More than 100 families, parents and community leaders were on hand at the Tuesday night meeting. Board members allowed Ledbetter to present his leadership style, his stance on discipline and structure in the classroom and his thoughts on the school’s current method of teaching, the “Pike Road Way.”
Many of the questions asked were derived from questions and concerns parents and other community members expressed during about a dozen public community meetings held to help select a new superintendent follow current Superintendent Suzanne Freeman’s retirement. The official announcement will be made on Monday. Here are some of the questions that were asked.
Question: What drew you to Pike Road Schools?
Answer: “I grew up in Auburn down the road and spent a lot of my career in Tallapoosa County, Alabama history is really my thing and one of my favorite places in the state is the archives building. So I’ve been watching with interest as an educator and a coach just what was going on at Pike Road as this community has gone from the back county road to get to 231 to forming a city, forming a school system and I’ve been watching that with piqued interest.
“It was something I wanted to be a part of … It’s also personal, being from this area I have grandchildren in both directions.”
Q: What is your understanding of the Pike Road Way and what does it mean to you?
A: “It begins with wanting to engage our students and creating intellectual curiosity of making sure students have that thirst for learning, but it’s also bigger than that. It engages the entire community and says we want to do things the right way, we want to do things that shows this is truly a special place.
“I think project-based learning is a big piece of learning today, not just today, but it’s always has been. Prior to 150 years ago, that’s how everyone learned at the hip of their parent or by an apprentice. So you learn those skills in a way to read and write and then you apply those skills in hands-on learning. We want to keep students engaged.”
Q: We do not have a tradition grading system at this time, so we can focus on learning and mastering rather than a grade. What are your thoughts on that?
A: “That’s something i have to access with the staff and get involved with more before I can go a long way into it. I will say I think it’s fair for parents to say that they want to know where their child is their learning. So let’s look at that. We have assessments and I know that if we look at that, it’s something we can do very well if we work together we can address those things quickly.”
Q: There was a common theme in the community meetings, one of those was the issue of structure and discipline. How are you going to be more consistent to make discipline a constant theme?
A: “Discipline in education is different than discipline in the family. We need consistent consequences and consistent discipline. We all as adults want to know where the line is, so the same with students. One of the things I learned, and young teachers especially, there are times they will say they will let them get away with something one time because I’m doing them a favor.
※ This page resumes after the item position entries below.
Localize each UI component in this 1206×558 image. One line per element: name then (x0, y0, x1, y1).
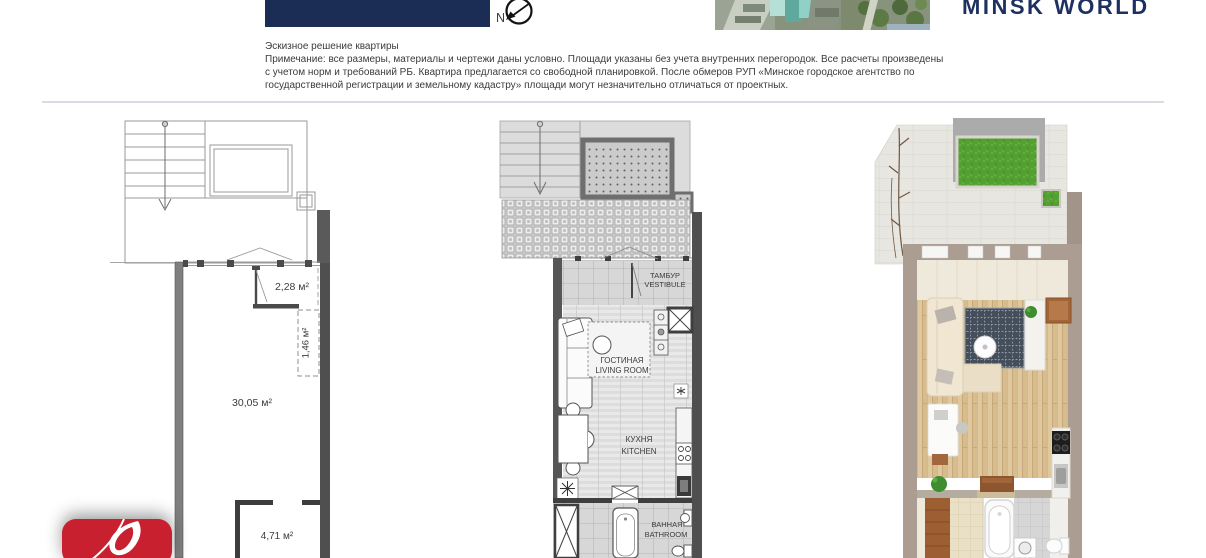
balcony-glazing (110, 248, 320, 267)
ac-unit-marker (674, 384, 688, 398)
bathtub (613, 508, 638, 558)
brand-wordmark: MINSK WORLD (962, 0, 1150, 20)
floor-plan-sheet: N MINSK WORLD Эскизное решение квартиры (0, 0, 1206, 558)
paved-walkway (502, 200, 690, 258)
chair (932, 454, 948, 465)
kitchen-appliance-column (654, 310, 668, 355)
plant (1025, 306, 1037, 318)
section-divider (42, 101, 1164, 103)
chair (956, 422, 968, 434)
toilet (1046, 538, 1069, 554)
toilet (672, 545, 692, 557)
room-label-vestibule-en: VESTIBULE (644, 280, 685, 289)
disclaimer-line: Примечание: все размеры, материалы и чер… (265, 53, 943, 66)
room-label-living-en: LIVING ROOM (595, 366, 649, 375)
area-label-bathroom: 4,71 м² (261, 531, 294, 542)
ottoman (963, 364, 1001, 392)
developer-logo (62, 519, 172, 558)
tall-dresser (925, 498, 950, 558)
area-label-niche: 1,46 м² (301, 328, 312, 359)
floor-plan-furnished: ТАМБУР VESTIBULE ГОСТИНАЯ LIVING ROOM КУ… (488, 118, 715, 558)
area-label-entry: 2,28 м² (275, 281, 310, 293)
compass-north-label: N (496, 11, 505, 25)
washing-machine (1014, 538, 1036, 558)
stairwell (125, 121, 315, 263)
disclaimer-line: с учетом норм и требований РБ. Квартира … (265, 66, 943, 79)
kitchen-counter (1052, 428, 1070, 498)
compass-icon: N (492, 0, 540, 30)
plant-marker (557, 478, 578, 499)
area-label-main: 30,05 м² (232, 397, 272, 409)
room-label-living-ru: ГОСТИНАЯ (600, 356, 643, 365)
kitchen-counter (676, 408, 692, 498)
room-label-vestibule-ru: ТАМБУР (650, 271, 680, 280)
disclaimer-note: Эскизное решение квартиры Примечание: вс… (265, 40, 943, 92)
disclaimer-line: государственной регистрации и земельному… (265, 79, 943, 92)
balcony-door-swing (227, 248, 292, 260)
bathroom-door-sill (612, 486, 638, 499)
header-color-bar (265, 0, 490, 27)
aerial-render-thumbnail (715, 0, 930, 30)
floor-plan-3d-render (862, 118, 1097, 558)
room-label-bath-en: BATHROOM (645, 530, 688, 539)
room-label-kitchen-en: KITCHEN (621, 447, 656, 456)
room-label-kitchen-ru: КУХНЯ (626, 435, 653, 444)
bathtub (985, 500, 1014, 558)
wardrobe-box (555, 505, 578, 558)
tabletop-item (934, 410, 948, 420)
sofa (927, 298, 963, 396)
logo-swirl-icon (62, 519, 172, 558)
bathroom-walls (235, 500, 320, 558)
shaft-box (668, 308, 692, 332)
floor-plan-schematic: 2,28 м² 1,46 м² 30,05 м² 4,71 м² (105, 118, 340, 558)
sofa (558, 318, 592, 408)
room-label-bath-ru: ВАННАЯ (651, 520, 682, 529)
disclaimer-title: Эскизное решение квартиры (265, 40, 943, 53)
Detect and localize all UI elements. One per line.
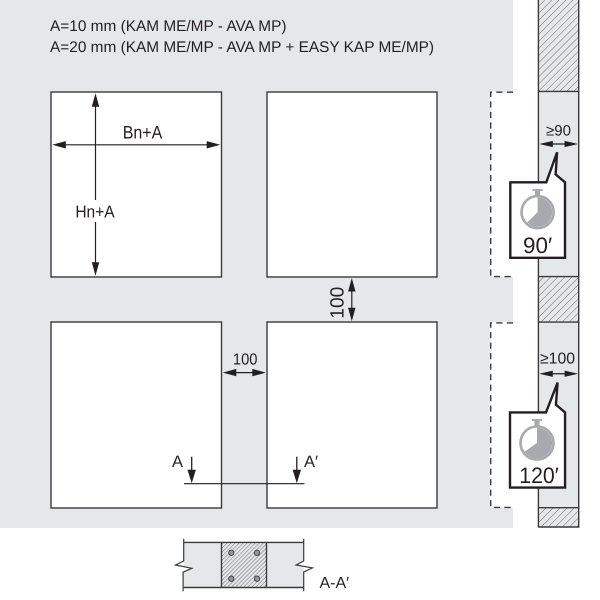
svg-text:100: 100 (233, 352, 258, 369)
svg-text:≥90: ≥90 (546, 122, 571, 139)
svg-text:A=10 mm (KAM ME/MP - AVA MP): A=10 mm (KAM ME/MP - AVA MP) (50, 18, 286, 35)
svg-text:Bn+A: Bn+A (123, 123, 163, 143)
svg-text:Hn+A: Hn+A (75, 201, 115, 221)
svg-text:A: A (172, 453, 183, 471)
svg-text:A-A′: A-A′ (320, 575, 350, 592)
svg-text:100: 100 (328, 287, 349, 319)
svg-text:90′: 90′ (523, 233, 552, 258)
svg-text:A=20 mm (KAM ME/MP - AVA MP +: A=20 mm (KAM ME/MP - AVA MP + EASY KAP M… (50, 39, 434, 56)
svg-text:≥100: ≥100 (540, 351, 575, 368)
svg-text:A′: A′ (304, 453, 318, 471)
svg-text:120′: 120′ (519, 463, 558, 488)
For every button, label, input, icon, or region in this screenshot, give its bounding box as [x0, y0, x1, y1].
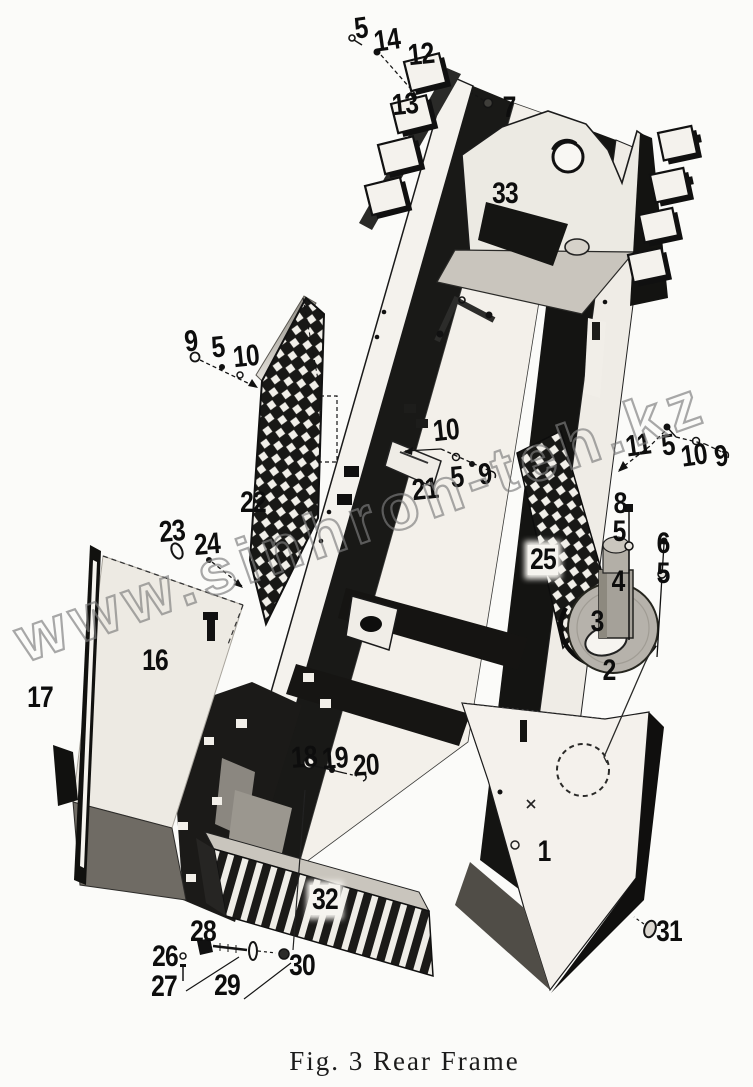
rear-frame-illustration [0, 0, 753, 1087]
bolt-icon-18 [304, 758, 315, 769]
washer-5b [658, 570, 666, 578]
bolt-icon-7 [484, 99, 493, 108]
screw-icon-27 [180, 964, 186, 967]
panel-corner-bolt [207, 617, 215, 641]
washer-icon-26 [180, 953, 186, 959]
figure-caption: Fig. 3 Rear Frame [28, 1046, 753, 1077]
pad-rail-right [628, 124, 705, 306]
bolt-8 [625, 504, 633, 512]
bolt-icon-28 [197, 938, 213, 955]
washer-icon [191, 353, 200, 362]
screw-icon [374, 49, 381, 56]
grommet-icon-31 [642, 919, 658, 939]
nut-icon-30 [279, 949, 289, 959]
washer-5 [625, 542, 633, 550]
washer-icon-29 [249, 942, 257, 960]
clip-icon-23 [169, 542, 185, 561]
bolt-icon-24 [206, 557, 212, 563]
figure-page: 5141213733951010215911510985654322522232… [0, 0, 753, 1087]
bolt-6 [661, 538, 668, 545]
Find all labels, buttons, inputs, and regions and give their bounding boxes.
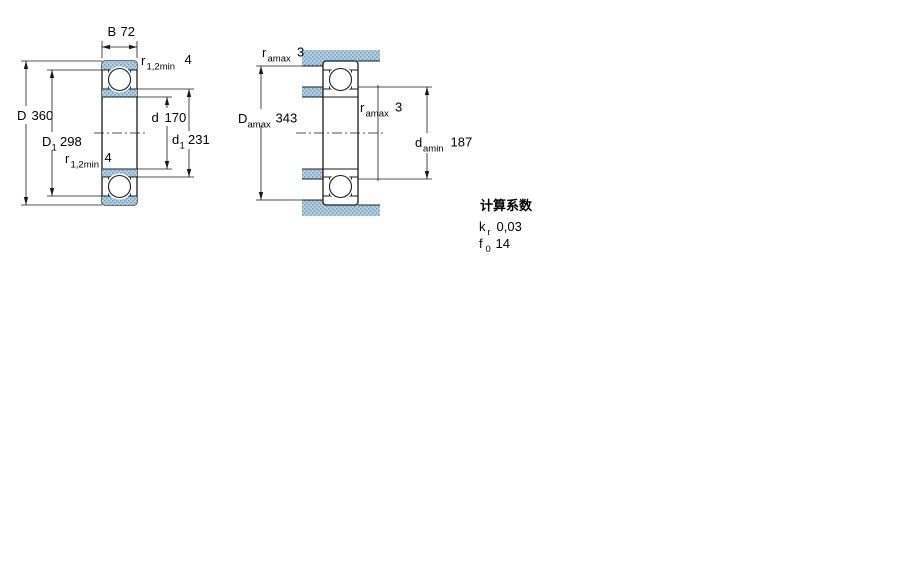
dim-d-symbol: d [152,110,159,125]
fillet-symbol: r [360,100,365,115]
drawing-canvas: B 72 r 1,2min 4 D 360 D [0,0,900,560]
fillet-symbol: r [141,53,146,68]
arrowhead [24,197,28,205]
dim-D-value: 360 [32,108,54,123]
dim-damin-value: 187 [451,135,473,150]
arrowhead [259,66,263,74]
fillet-subscript: amax [268,54,291,65]
dim-d1-symbol: d [172,132,179,147]
dim-d1-subscript: 1 [180,141,185,152]
calculation-factors: 计算系数 k r 0,03 f 0 14 [479,198,533,255]
dim-housing-abutment-Damax: D amax 343 [238,66,302,200]
ball-top [109,69,131,91]
arrowhead [187,89,191,97]
dim-Damax-subscript: amax [248,120,271,131]
fillet-value: 4 [105,150,112,165]
fillet-symbol: r [262,45,267,60]
factor-f0-row: f 0 14 [479,236,510,255]
dim-shoulder-D1: D 1 298 [42,70,102,196]
factor-kr-subscript: r [488,227,491,238]
dim-B-value: 72 [121,24,135,39]
arrowhead [129,45,137,49]
dim-fillet-top: r 1,2min 4 [141,52,192,73]
factor-kr-symbol: k [479,219,486,234]
arrowhead [425,171,429,179]
arrowhead [187,169,191,177]
dim-D1-value: 298 [60,134,82,149]
fillet-symbol: r [65,151,70,166]
arrowhead [102,45,110,49]
shaft-shoulder-bottom [302,169,323,179]
factor-kr-value: 0,03 [497,219,522,234]
dim-d-value: 170 [165,110,187,125]
fillet-subscript: 1,2min [147,62,176,73]
dim-B-symbol: B [108,24,117,39]
fillet-subscript: amax [366,109,389,120]
arrowhead [165,161,169,169]
factor-f0-symbol: f [479,236,483,251]
fillet-value: 3 [395,100,402,115]
front-view: B 72 r 1,2min 4 D 360 D [17,24,210,205]
dim-damin-subscript: amin [423,144,444,155]
arrowhead [259,192,263,200]
dim-width-B: B 72 [102,24,137,58]
dim-damin-symbol: d [415,135,422,150]
dim-housing-fillet: r amax 3 [262,45,304,65]
arrowhead [425,87,429,95]
ball-bottom [109,176,131,198]
dim-d1-value: 231 [188,132,210,147]
arrowhead [24,61,28,69]
fillet-value: 3 [297,45,304,60]
calculation-factors-heading: 计算系数 [480,198,533,213]
dim-D-symbol: D [17,108,26,123]
dim-Damax-value: 343 [276,111,298,126]
dim-shoulder-d1: d 1 231 [137,89,210,177]
mounted-view: r amax 3 D amax 343 r amax 3 [238,45,472,217]
factor-f0-subscript: 0 [486,244,491,255]
dim-D1-subscript: 1 [52,143,57,154]
bearing-datasheet-drawing: B 72 r 1,2min 4 D 360 D [0,0,900,560]
arrowhead [165,97,169,105]
ball-top [330,69,352,91]
dim-shaft-fillet: r amax 3 [360,100,402,120]
shaft-shoulder-top [302,87,323,97]
fillet-subscript: 1,2min [71,160,100,171]
arrowhead [50,188,54,196]
fillet-value: 4 [185,52,192,67]
factor-f0-value: 14 [496,236,510,251]
ball-bottom [330,176,352,198]
arrowhead [50,70,54,78]
dim-outer-diameter-D: D 360 [17,61,102,205]
dim-Damax-symbol: D [238,111,247,126]
dim-D1-symbol: D [42,134,51,149]
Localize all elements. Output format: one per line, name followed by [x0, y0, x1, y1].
The trouble is they think it’s a favor, but that child is thinking that’s not where the line is. Let me find that line and go a little further. It goes further because there weren’t consequences that were fair, rand relative to the issue and consistently doing that does make a difference.
Q: How do we have structure and discipline and still maintain the Pike Road Way?
A: “To not just say we’re going to be outside the box, but that we are going to build new boxes. To me structure is not necessarily discipline. Structure is the parameters of a situation or of an event and we build new structures that we need, because we all need structure, but to make sure we build the ones that we need for what we want to accomplish. Students need to know where their parameters are. There is never an excuse to not have supervision.”
Q: Talk about your communication style.
A: “It’s a several pronged-approach. One is a formal setting where we bring stakeholders together much like this, parents and community members. Another piece is continual conversation. Everywhere I go I give out my cell phone number and you’ll all have it. The quicker we can deal with problems the better. I get out in the community. A lot of issues can be solved at the ball park or at the grocery store. You have to be available. The last piece is ‘superintendent coffee talks’ where every month we set up in a different place at a different time to talk and I tell them about what’s going on at the school.”
Q: What are your goals in moving Pike Road School forward?
A: “The first thing is it’s not about me. It’s not my plan or my vision. You have to have a community that comes together around a plan of the community’s vision. My job is to lead that, show you possibilities to make this want we want. We will work together to make Pike Road School the best school system around.”